(ENI) Edgar is returning to Washington, D.C. to head up Common Cause, a grassroots advocacy group for good governance, with 36 state organizations and nearly 300 000 members. He knows the city well from his time as a member of the U.S. Congress from 1975-1987.
Among his accomplishments during eight years at the NCC: more focus on fewer initiatives; some allegiances with Christian evangelical groups on issues such as the environment and poverty; and, a sturdier financial footing for a body that some, even Edgar, feared might shut down, given years of financial problems.
In a recent interview with Ecumenical News International, Edgar, 64, acknowledged that in his first year in office, ‘I wasn’t sure it was salvageable.’
His achievement is begrudgingly noted by some opposed to the liberal political position they see held by the United Methodist minister and former lawmaker, who is also a former seminary president.
‘Bob Edgar has probably done a good job as NCC general secretary,’ James Tonkowich, president of the Institute on Religion and Democracy, said about Edgar’s tenure.

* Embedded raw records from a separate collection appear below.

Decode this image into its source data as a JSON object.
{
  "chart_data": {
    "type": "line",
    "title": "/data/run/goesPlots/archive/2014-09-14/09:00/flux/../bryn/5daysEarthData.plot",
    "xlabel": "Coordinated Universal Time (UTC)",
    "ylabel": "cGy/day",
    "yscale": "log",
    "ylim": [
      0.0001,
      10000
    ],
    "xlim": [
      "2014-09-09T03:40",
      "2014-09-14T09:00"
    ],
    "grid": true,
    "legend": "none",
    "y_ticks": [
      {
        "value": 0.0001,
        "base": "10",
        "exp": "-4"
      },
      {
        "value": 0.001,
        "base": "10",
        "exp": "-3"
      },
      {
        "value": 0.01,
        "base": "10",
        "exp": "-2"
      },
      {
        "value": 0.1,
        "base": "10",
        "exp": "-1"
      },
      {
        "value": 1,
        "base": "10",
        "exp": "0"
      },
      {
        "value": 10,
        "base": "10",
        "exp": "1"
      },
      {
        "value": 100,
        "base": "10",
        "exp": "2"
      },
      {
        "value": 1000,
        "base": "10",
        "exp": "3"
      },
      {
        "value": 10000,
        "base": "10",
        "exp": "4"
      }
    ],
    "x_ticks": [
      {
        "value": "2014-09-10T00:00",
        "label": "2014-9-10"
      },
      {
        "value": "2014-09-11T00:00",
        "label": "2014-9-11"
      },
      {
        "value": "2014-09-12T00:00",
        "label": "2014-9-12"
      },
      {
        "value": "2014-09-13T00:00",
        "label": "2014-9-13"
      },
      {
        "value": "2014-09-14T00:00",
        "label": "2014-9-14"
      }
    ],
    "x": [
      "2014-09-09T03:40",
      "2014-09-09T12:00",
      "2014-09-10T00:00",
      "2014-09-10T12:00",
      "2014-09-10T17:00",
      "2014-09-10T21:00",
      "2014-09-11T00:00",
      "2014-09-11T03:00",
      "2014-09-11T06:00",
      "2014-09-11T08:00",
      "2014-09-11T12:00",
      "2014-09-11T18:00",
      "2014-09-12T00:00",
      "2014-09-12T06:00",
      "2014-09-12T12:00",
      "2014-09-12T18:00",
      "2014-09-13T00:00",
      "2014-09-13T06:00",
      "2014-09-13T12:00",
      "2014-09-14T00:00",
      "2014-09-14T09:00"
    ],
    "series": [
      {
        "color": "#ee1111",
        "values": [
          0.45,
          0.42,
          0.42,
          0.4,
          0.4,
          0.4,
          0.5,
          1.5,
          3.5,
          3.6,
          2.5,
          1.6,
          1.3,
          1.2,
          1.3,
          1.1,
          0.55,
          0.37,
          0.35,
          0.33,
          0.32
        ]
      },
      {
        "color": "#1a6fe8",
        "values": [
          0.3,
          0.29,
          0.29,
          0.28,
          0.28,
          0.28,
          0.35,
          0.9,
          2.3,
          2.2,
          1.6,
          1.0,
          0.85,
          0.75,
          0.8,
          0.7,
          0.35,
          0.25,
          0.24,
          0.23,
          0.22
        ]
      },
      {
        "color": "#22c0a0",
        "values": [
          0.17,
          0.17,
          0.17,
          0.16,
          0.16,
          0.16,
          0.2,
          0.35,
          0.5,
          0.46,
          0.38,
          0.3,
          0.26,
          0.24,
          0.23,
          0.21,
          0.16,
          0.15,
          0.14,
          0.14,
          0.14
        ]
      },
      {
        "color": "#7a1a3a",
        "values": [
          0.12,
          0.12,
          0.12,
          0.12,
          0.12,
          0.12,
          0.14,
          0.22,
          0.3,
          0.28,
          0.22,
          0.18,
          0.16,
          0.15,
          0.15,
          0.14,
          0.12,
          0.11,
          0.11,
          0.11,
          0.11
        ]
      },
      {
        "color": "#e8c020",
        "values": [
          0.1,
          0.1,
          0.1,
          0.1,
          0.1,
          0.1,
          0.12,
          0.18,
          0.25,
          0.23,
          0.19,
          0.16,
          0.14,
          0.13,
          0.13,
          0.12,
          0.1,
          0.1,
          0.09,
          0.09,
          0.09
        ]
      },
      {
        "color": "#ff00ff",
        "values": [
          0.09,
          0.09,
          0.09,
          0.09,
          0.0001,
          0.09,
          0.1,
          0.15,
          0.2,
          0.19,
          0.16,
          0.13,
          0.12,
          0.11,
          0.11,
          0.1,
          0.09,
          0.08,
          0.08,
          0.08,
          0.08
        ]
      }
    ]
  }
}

Edgar announced in October 2006 he would not seek a third term as NCC general secretary.
Tonkowich and others like him, however, long critical of the perceived liberal position taken on many issues by the NCC and some of its 35-member denominations, say the council is too deeply rooted in an era of ‘big institutional ecumenism’ to be as influential as it once was. The critics point to declining denominational numbers as signs the NCC-member churches are not as robust a force as U.S. churches labelled more conservative on political and social issues.
US church historian Martin Marty told ENI that Edgar gave the NCC ‘good years’, though he noted that while the council’s financial situation may now be stabilised, it remains tight.
‘Not an easy job,” Marty said of possible challenges facing Edgar’s successor, expected to be named later in 2007. Clare Chapman, the NCC’s deputy-general secretary for finance and administration, has been named to act in Edgar’s place until a successor is appointed.
For his part, Edgar spoke to ENI of both his accomplishments and shortcomings. On the financial side, he said his main charge as NCC leader had been achieved. He had stemmed spending and ended mismanagement that had taken place throughout the 1990s.
While the IRD, among others, has questioned what they say was Edgar’s push to have the NCC increasingly dependent on foundational support, the outgoing general secretary makes no apologies for having secured more diversified funding. He also says criticism of the NCC by the IRD, which he said ended up with his becoming targeted by the conservative organization, actually resulted in the council raising more money.
Edgar acknowledges that given his moderate-to-liberal Protestant ‘social gospel’ background, he may not have always been as sensitive as he might have been to the diversity of the NCC governing board’s concerns about the nature of the church and church order.
On this issue, the Rev. Leonid Kishkovsky of the Orthodox Church in America, a former NCC president, said, ‘When Christians speak, they have to use the language they know, and there are different languages in the Christian world.’ He noted, ‘Sometimes Bob Edgar’s language upset the Orthodox.’ But he added that Edgar was willing to listen and ‘would absorb a very different point of view and language’.
Edgar has no regrets about his activism, whether it be NCC efforts in 2000 on behalf of the family of young Cuban boy, Elián González, to return to Cuba, or his opposition to the U.S.-led war in Iraq.
‘Some church folks perhaps got more of that than they wanted,’ Edgar said, ‘but the council is better off for it’.